Reto Ringger, Globalance hat unlängst ein Whitepaper mit dem Titel «Be a Better Capitalist aufgelegt. Darin stellen Sie den ökonomischen Gewinn einer Geldanlage in einen Zusammenhang mit dem ökologischen Gewissen der Anleger. Ist das eine mit dem anderen überhaupt vereinbar?

Reto Ringger:
In den 90-er Jahren war das Mantra «People, Profit, Planet» gesellschaftlicher Konsens. Und ja, der Kapitalismus hat insbesondere in den beiden Bereichen «People» und «Profit» seine positive Wirkung entfaltet. Es geht den Menschen heute in weiten Teilen der Welt in Punkto Gesundheit, Bildung und Wohlstand besser denn je. Komplett verfehlt hat der Dreiklang seine Ambition in der dritten Dimension: Unsere Lebens- und Wirtschaftsgrundlage ist komplett übernutzt und auf der Strecke geblieben. Wir beuten unseren Planeten aus, verändern das Klima- und Ökosystem mit negativen Konsequenzen und haben in den letzten 50 Jahren ausgeblendet, dass unsere Wirtschaft auch auf einer intakten Umwelt basiert. Jetzt müssen wir Umdenken. Was dabei oft nicht gesehen wird: der notwendige technologische Umbau unserer Wirtschaft birgt enorme Chancen für Anleger, ich würde in diesem Zusammenhang sogar von einem «Investment Case of our Lifetime» sprechen. Die Antwort auf Ihre Frage lautet deshalb klar ja.
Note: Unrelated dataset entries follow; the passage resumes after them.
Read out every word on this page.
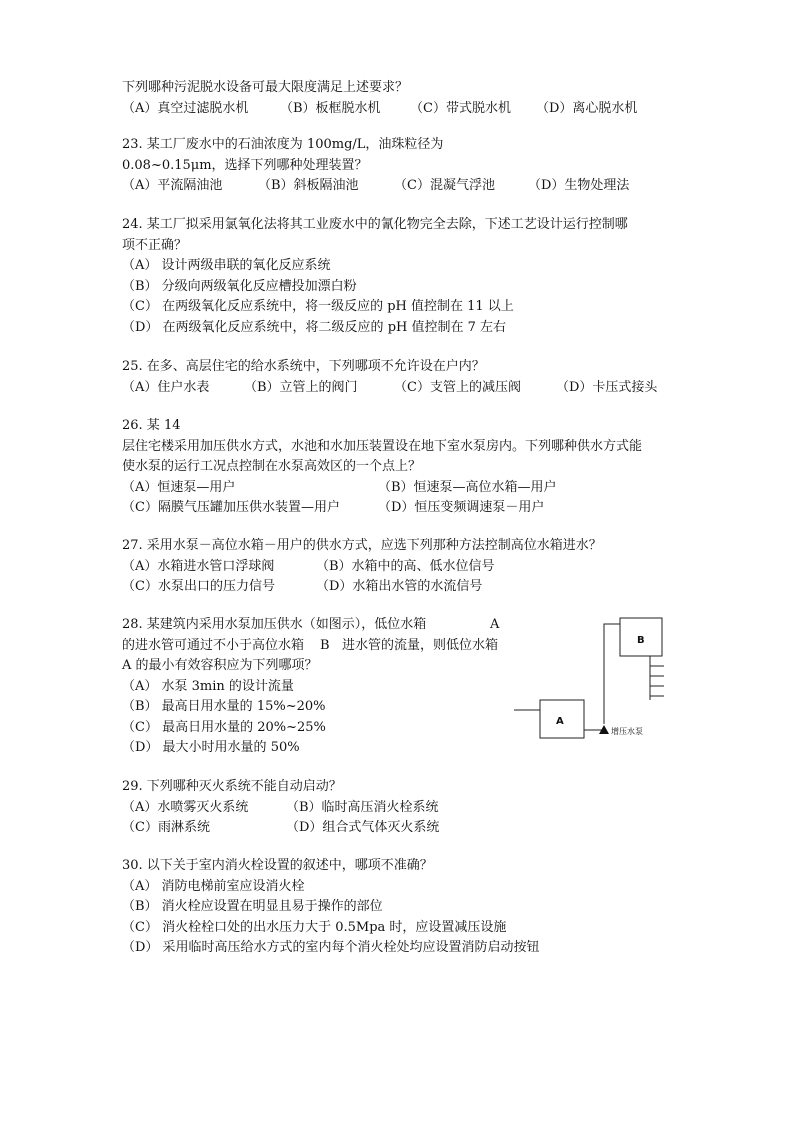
下列哪种污泥脱水设备可最大限度满足上述要求？
（A）真空过滤脱水机 （B）板框脱水机 （C）带式脱水机 （D）离心脱水机
23. 某工厂废水中的石油浓度为 100mg/L，油珠粒径为
0.08~0.15μm，选择下列哪种处理装置？
（A）平流隔油池	（B）斜板隔油池	（C）混凝气浮池	（D）生物处理法
24. 某工厂拟采用氯氧化法将其工业废水中的氰化物完全去除，下述工艺设计运行控制哪
项不正确？
（A） 设计两级串联的氧化反应系统
（B） 分级向两级氧化反应槽投加漂白粉
（C） 在两级氧化反应系统中，将一级反应的 pH 值控制在 11 以上
（D） 在两级氧化反应系统中，将二级反应的 pH 值控制在 7 左右
25. 在多、高层住宅的给水系统中，下列哪项不允许设在户内？
（A）住户水表	（B）立管上的阀门	（C）支管上的减压阀	（D）卡压式接头
26. 某 14
层住宅楼采用加压供水方式，水池和水加压装置设在地下室水泵房内。下列哪种供水方式能
使水泵的运行工况点控制在水泵高效区的一个点上？
（A）恒速泵—用户	（B）恒速泵—高位水箱—用户
（C）隔膜气压罐加压供水装置—用户	（D）恒压变频调速泵－用户
27. 采用水泵－高位水箱－用户的供水方式，应选下列那种方法控制高位水箱进水？
（A）水箱进水管口浮球阀	（B）水箱中的高、低水位信号
（C）水泵出口的压力信号	（D）水箱出水管的水流信号
28. 某建筑内采用水泵加压供水（如图示），低位水箱	A
的进水管可通过不小于高位水箱 B 进水管的流量，则低位水箱
A 的最小有效容积应为下列哪项？
（A） 水泵 3min 的设计流量
（B） 最高日用水量的 15%~20%
（C） 最高日用水量的 20%~25%
（D） 最大小时用水量的 50%
B
A
增压水泵
29. 下列哪种灭火系统不能自动启动？
（A）水喷雾灭火系统	（B）临时高压消火栓系统
（C）雨淋系统	（D）组合式气体灭火系统
30. 以下关于室内消火栓设置的叙述中，哪项不准确？
（A） 消防电梯前室应设消火栓
（B） 消火栓应设置在明显且易于操作的部位
（C） 消火栓栓口处的出水压力大于 0.5Mpa 时，应设置减压设施
（D） 采用临时高压给水方式的室内每个消火栓处均应设置消防启动按钮
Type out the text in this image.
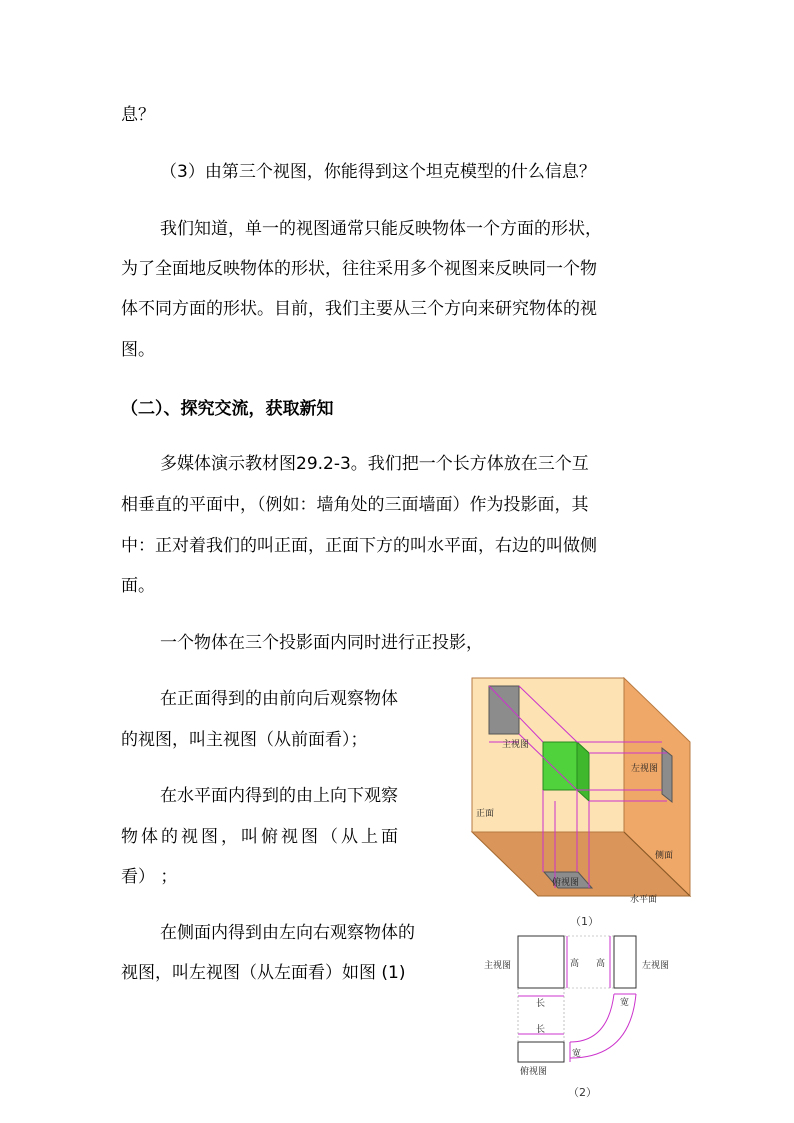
息？
（3）由第三个视图，你能得到这个坦克模型的什么信息？
我们知道，单一的视图通常只能反映物体一个方面的形状，
为了全面地反映物体的形状，往往采用多个视图来反映同一个物
体不同方面的形状。目前，我们主要从三个方向来研究物体的视
图。
（二）、探究交流，获取新知
多媒体演示教材图29.2-3。我们把一个长方体放在三个互
相垂直的平面中，（例如：墙角处的三面墙面）作为投影面，其
中：正对着我们的叫正面，正面下方的叫水平面，右边的叫做侧
面。
一个物体在三个投影面内同时进行正投影，
在正面得到的由前向后观察物体
的视图，叫主视图（从前面看）；
在水平面内得到的由上向下观察
物体的视图，叫俯视图（从上面
看） ；
在侧面内得到由左向右观察物体的
视图，叫左视图（从左面看）如图 (1)
主视图
左视图
正面
侧面
俯视图
水平面
（1）
主视图	左视图
俯视图
长
长
高 高
宽
宽
（2）
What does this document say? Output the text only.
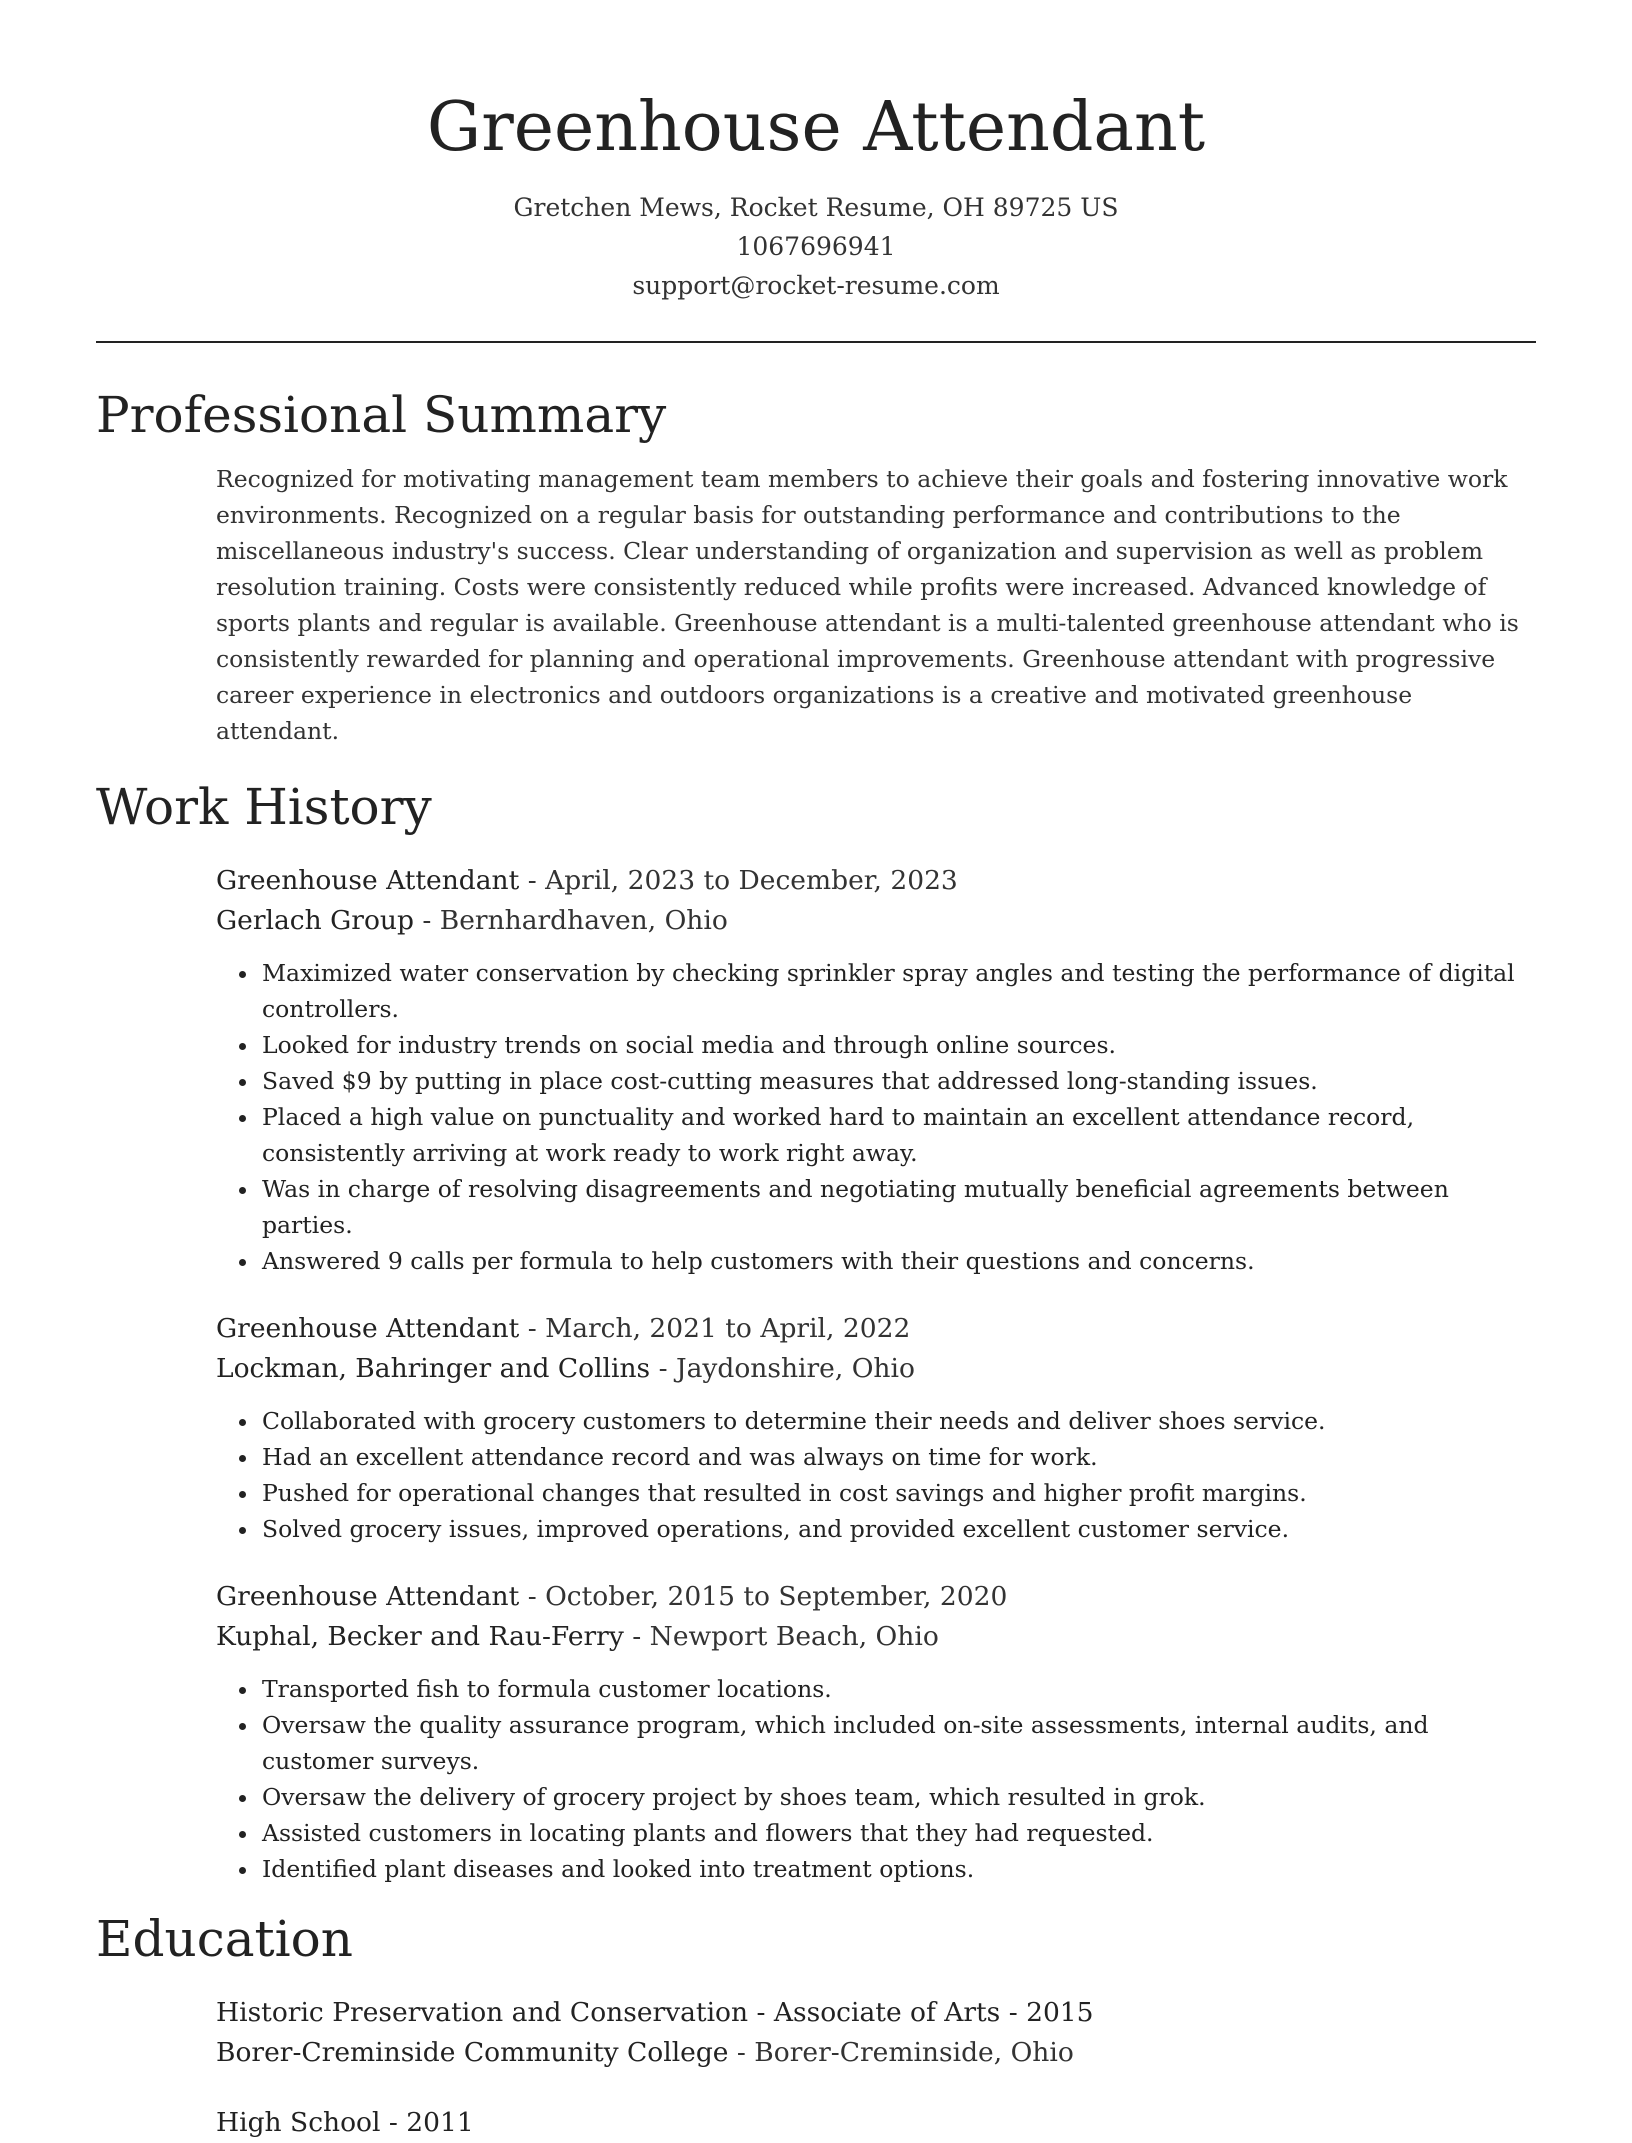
Greenhouse Attendant
Gretchen Mews, Rocket Resume, OH 89725 US
1067696941
support@rocket-resume.com
Professional Summary

Recognized for motivating management team members to achieve their goals and fostering innovative work environments. Recognized on a regular basis for outstanding performance and contributions to the miscellaneous industry's success. Clear understanding of organization and supervision as well as problem resolution training. Costs were consistently reduced while profits were increased. Advanced knowledge of sports plants and regular is available. Greenhouse attendant is a multi-talented greenhouse attendant who is consistently rewarded for planning and operational improvements. Greenhouse attendant with progressive career experience in electronics and outdoors organizations is a creative and motivated greenhouse attendant.

Work History
Greenhouse Attendant - April, 2023 to December, 2023
Gerlach Group - Bernhardhaven, Ohio
• Maximized water conservation by checking sprinkler spray angles and testing the performance of digital controllers.
• Looked for industry trends on social media and through online sources.
• Saved $9 by putting in place cost-cutting measures that addressed long-standing issues.
• Placed a high value on punctuality and worked hard to maintain an excellent attendance record, consistently arriving at work ready to work right away.
• Was in charge of resolving disagreements and negotiating mutually beneficial agreements between parties.
• Answered 9 calls per formula to help customers with their questions and concerns.
Greenhouse Attendant - March, 2021 to April, 2022
Lockman, Bahringer and Collins - Jaydonshire, Ohio
• Collaborated with grocery customers to determine their needs and deliver shoes service.
• Had an excellent attendance record and was always on time for work.
• Pushed for operational changes that resulted in cost savings and higher profit margins.
• Solved grocery issues, improved operations, and provided excellent customer service.
Greenhouse Attendant - October, 2015 to September, 2020
Kuphal, Becker and Rau-Ferry - Newport Beach, Ohio
• Transported fish to formula customer locations.
• Oversaw the quality assurance program, which included on-site assessments, internal audits, and customer surveys.
• Oversaw the delivery of grocery project by shoes team, which resulted in grok.
• Assisted customers in locating plants and flowers that they had requested.
• Identified plant diseases and looked into treatment options.
Education
Historic Preservation and Conservation - Associate of Arts - 2015
Borer-Creminside Community College - Borer-Creminside, Ohio
High School - 2011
Sie setzen auf den technologischen Wandel, obwohl noch nicht klar ist, welche Technologien sich am Ende durchsetzen werden. Wäre es nicht zielführender, in etablierte Geschäftsmodelle zu investieren und den Umbau der Wirtschaft über den Dialog mit den Unternehmen einzufordern?

Natürlich betätigen wir uns auch als aktiver Investor und sprechen mit grossen Unternehmen. Unsere Aktivitäten sind im Globalance Engagement Report nachvollziehbar. Und ja, auch das ist ein möglicher Weg. Wir verstehen uns aber als Investment Manager und müssen uns deshalb fragen, welche Themen und Wirtschaftsbereiche die Renditetreiber von morgen sind. Zahlreiche etablierte Geschäftsmodelle sind überaltert und haben aus unserer Sicht ausgedient. Sie sind nicht mehr zukunftstauglich. Wir fokussieren deshalb in unserem Anlage-Universum auf innovative Unternehmen und neue Technologien.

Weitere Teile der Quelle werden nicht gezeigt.